Inaccurate MDS Documentation Leads to Uncommunicated Care Needs
Summary
The facility failed to accurately complete the Minimum Data Set (MDS) for several residents, leading to uncommunicated care needs. For one resident, the MDS did not reflect the use of a chair alarm, despite documentation in the care plan and physician orders indicating its necessity due to frequent falls. The resident had a history of falls and was found on the floor on multiple occasions, yet the MDS section for alarms was not completed correctly. Interviews with staff confirmed the presence of the alarm, but the facility lacked a specific policy for MDS completion, relying instead on the Resident Assessment Instrument (RAI) manual. Another resident's MDS inaccurately documented the absence of a personal alarm, despite observations and staff interviews confirming its use for several months. The resident had severe cognitive impairment and required significant assistance with activities of daily living. The care plan, physician orders, and progress notes did not mention the alarm, and the MDS was not updated to reflect its use. This oversight was acknowledged by administrative staff, who again cited reliance on the RAI manual for MDS completion.
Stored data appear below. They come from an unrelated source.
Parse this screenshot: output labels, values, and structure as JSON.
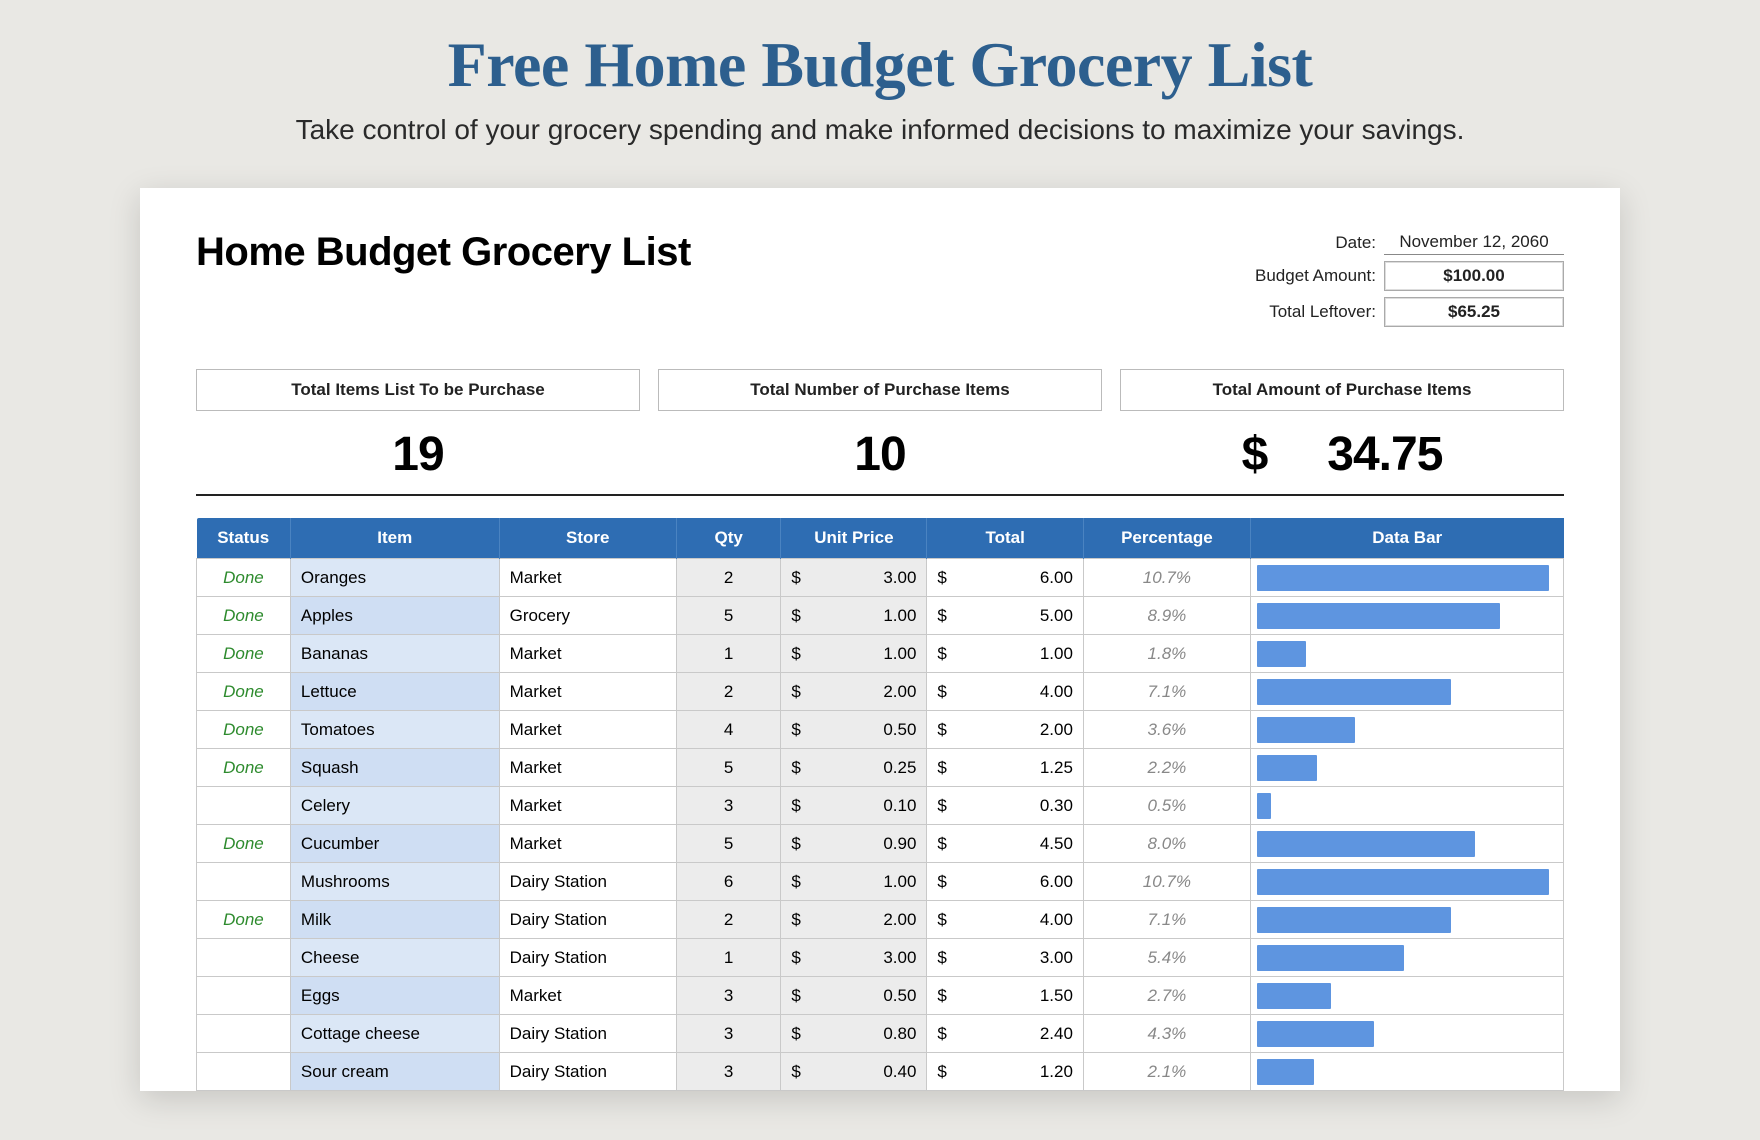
{
  "page": {
    "title": "Free Home Budget Grocery List",
    "subtitle": "Take control of your grocery spending and make informed decisions to maximize your savings."
  },
  "sheet": {
    "title": "Home Budget Grocery List",
    "meta": {
      "date_label": "Date:",
      "date_value": "November 12, 2060",
      "budget_label": "Budget Amount:",
      "budget_value": "$100.00",
      "leftover_label": "Total Leftover:",
      "leftover_value": "$65.25"
    },
    "summary": {
      "items_label": "Total Items List To be Purchase",
      "items_value": "19",
      "purchased_label": "Total Number of Purchase Items",
      "purchased_value": "10",
      "amount_label": "Total Amount of Purchase Items",
      "amount_dollar": "$",
      "amount_value": "34.75"
    },
    "columns": {
      "status": "Status",
      "item": "Item",
      "store": "Store",
      "qty": "Qty",
      "unit": "Unit Price",
      "total": "Total",
      "pct": "Percentage",
      "bar": "Data Bar"
    },
    "rows": [
      {
        "status": "Done",
        "item": "Oranges",
        "store": "Market",
        "qty": "2",
        "unit": "3.00",
        "total": "6.00",
        "pct": "10.7%",
        "bar": 10.7
      },
      {
        "status": "Done",
        "item": "Apples",
        "store": "Grocery",
        "qty": "5",
        "unit": "1.00",
        "total": "5.00",
        "pct": "8.9%",
        "bar": 8.9
      },
      {
        "status": "Done",
        "item": "Bananas",
        "store": "Market",
        "qty": "1",
        "unit": "1.00",
        "total": "1.00",
        "pct": "1.8%",
        "bar": 1.8
      },
      {
        "status": "Done",
        "item": "Lettuce",
        "store": "Market",
        "qty": "2",
        "unit": "2.00",
        "total": "4.00",
        "pct": "7.1%",
        "bar": 7.1
      },
      {
        "status": "Done",
        "item": "Tomatoes",
        "store": "Market",
        "qty": "4",
        "unit": "0.50",
        "total": "2.00",
        "pct": "3.6%",
        "bar": 3.6
      },
      {
        "status": "Done",
        "item": "Squash",
        "store": "Market",
        "qty": "5",
        "unit": "0.25",
        "total": "1.25",
        "pct": "2.2%",
        "bar": 2.2
      },
      {
        "status": "",
        "item": "Celery",
        "store": "Market",
        "qty": "3",
        "unit": "0.10",
        "total": "0.30",
        "pct": "0.5%",
        "bar": 0.5
      },
      {
        "status": "Done",
        "item": "Cucumber",
        "store": "Market",
        "qty": "5",
        "unit": "0.90",
        "total": "4.50",
        "pct": "8.0%",
        "bar": 8.0
      },
      {
        "status": "",
        "item": "Mushrooms",
        "store": "Dairy Station",
        "qty": "6",
        "unit": "1.00",
        "total": "6.00",
        "pct": "10.7%",
        "bar": 10.7
      },
      {
        "status": "Done",
        "item": "Milk",
        "store": "Dairy Station",
        "qty": "2",
        "unit": "2.00",
        "total": "4.00",
        "pct": "7.1%",
        "bar": 7.1
      },
      {
        "status": "",
        "item": "Cheese",
        "store": "Dairy Station",
        "qty": "1",
        "unit": "3.00",
        "total": "3.00",
        "pct": "5.4%",
        "bar": 5.4
      },
      {
        "status": "",
        "item": "Eggs",
        "store": "Market",
        "qty": "3",
        "unit": "0.50",
        "total": "1.50",
        "pct": "2.7%",
        "bar": 2.7
      },
      {
        "status": "",
        "item": "Cottage cheese",
        "store": "Dairy Station",
        "qty": "3",
        "unit": "0.80",
        "total": "2.40",
        "pct": "4.3%",
        "bar": 4.3
      },
      {
        "status": "",
        "item": "Sour cream",
        "store": "Dairy Station",
        "qty": "3",
        "unit": "0.40",
        "total": "1.20",
        "pct": "2.1%",
        "bar": 2.1
      }
    ]
  }
}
Additional inaccuracies were found in the MDS for other residents, including incorrect documentation of urinary catheter use and restraint use. One resident's MDS inaccurately indicated the use of multiple types of catheters, while another resident's MDS incorrectly noted the use of physical restraints, which the resident denied. Furthermore, a resident receiving antipsychotic medication was not accurately documented in the MDS, with the medication being misclassified. These errors highlight a pattern of incomplete and inaccurate MDS documentation, which could lead to unmet care needs for the residents.